Hay que aumentar el número de
policías y cárceles; fiscales y jueces no cómplices ni chantajeados por el crimen; antes que la
ciudadanía harta de la falta de ley que realmente la proteja, empiece a aplicar
su ley de justicia y venganza. La ira cuando se desborda suele ser
incontrolable. Más policías; más cárceles—ya debe haber pena de muerte;
juzgando al criminal por el delito, no a quién los comete; sea menor o mayor de
edad.
Los grandes distritos de Lima deben
ser subdivididos en distritos más pequeños con sus propias estructuras de
autoridades.
Los problemas de los peruanos superan
a las capacidades mentales de las llamadas autoridades. No es bueno, que por
necesidad, por incapacidad de la ley, todos los ciudadanos y ciudadanas peruanas
y peruanas, tengan que aprender a usar armar y aplicarla a su propia defensa,
ante la impotencia de la estructura de la ley. No será buena una sociedad
totalmente armada.
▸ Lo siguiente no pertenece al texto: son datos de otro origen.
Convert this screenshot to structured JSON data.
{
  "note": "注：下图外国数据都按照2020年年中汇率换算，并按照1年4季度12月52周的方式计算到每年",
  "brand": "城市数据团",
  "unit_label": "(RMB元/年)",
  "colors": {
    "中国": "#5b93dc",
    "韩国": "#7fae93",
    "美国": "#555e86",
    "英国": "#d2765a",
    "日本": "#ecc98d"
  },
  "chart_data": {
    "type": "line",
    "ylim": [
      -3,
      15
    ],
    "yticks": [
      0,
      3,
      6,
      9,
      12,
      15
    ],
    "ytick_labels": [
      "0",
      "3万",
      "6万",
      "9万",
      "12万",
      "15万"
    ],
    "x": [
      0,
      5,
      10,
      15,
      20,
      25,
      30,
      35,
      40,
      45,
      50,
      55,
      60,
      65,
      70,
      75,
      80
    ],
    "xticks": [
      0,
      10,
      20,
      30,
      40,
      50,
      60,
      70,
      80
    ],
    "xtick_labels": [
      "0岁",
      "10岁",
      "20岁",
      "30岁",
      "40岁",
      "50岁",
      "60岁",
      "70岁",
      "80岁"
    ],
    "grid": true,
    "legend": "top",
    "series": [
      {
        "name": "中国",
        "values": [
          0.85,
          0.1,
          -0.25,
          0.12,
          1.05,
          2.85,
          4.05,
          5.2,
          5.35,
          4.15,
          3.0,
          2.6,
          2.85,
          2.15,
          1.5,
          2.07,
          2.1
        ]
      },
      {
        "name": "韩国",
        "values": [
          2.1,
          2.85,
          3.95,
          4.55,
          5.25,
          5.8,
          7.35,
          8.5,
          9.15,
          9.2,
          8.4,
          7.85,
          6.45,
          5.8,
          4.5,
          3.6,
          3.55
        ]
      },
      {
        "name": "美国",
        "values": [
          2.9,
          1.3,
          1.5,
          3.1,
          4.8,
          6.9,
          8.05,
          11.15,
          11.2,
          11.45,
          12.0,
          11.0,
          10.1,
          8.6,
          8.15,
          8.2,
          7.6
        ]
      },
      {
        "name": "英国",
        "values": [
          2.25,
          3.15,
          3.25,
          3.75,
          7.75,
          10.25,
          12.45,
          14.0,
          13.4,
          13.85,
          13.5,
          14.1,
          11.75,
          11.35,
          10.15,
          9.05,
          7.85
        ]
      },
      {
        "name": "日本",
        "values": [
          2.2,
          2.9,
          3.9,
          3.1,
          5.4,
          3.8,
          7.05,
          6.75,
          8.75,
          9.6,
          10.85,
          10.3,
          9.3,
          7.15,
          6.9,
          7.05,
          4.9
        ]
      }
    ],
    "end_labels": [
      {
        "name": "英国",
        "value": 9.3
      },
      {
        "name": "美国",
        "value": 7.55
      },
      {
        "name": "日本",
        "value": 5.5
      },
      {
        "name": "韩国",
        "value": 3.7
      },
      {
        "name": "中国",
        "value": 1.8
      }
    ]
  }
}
Pero ¿qué hacer ante la primacía de la delincuencia frente
al ciudadano honrado?
Cuatro, seis delincuentes atacan a
una sola mujer, la golpean, le arrebatan sus bienes, su dinero que le cuesta
ganarlo—dicen que lo reparten con los representantes de la ley ¿?—; deben haber
más policías honrados que delincuentes, hasta la liquidación de la
delincuencia. O será mejor para la ciudadanía que piense en armarse y que la
ley sea más clara en dichos y hechos del derecho a la defensa propia.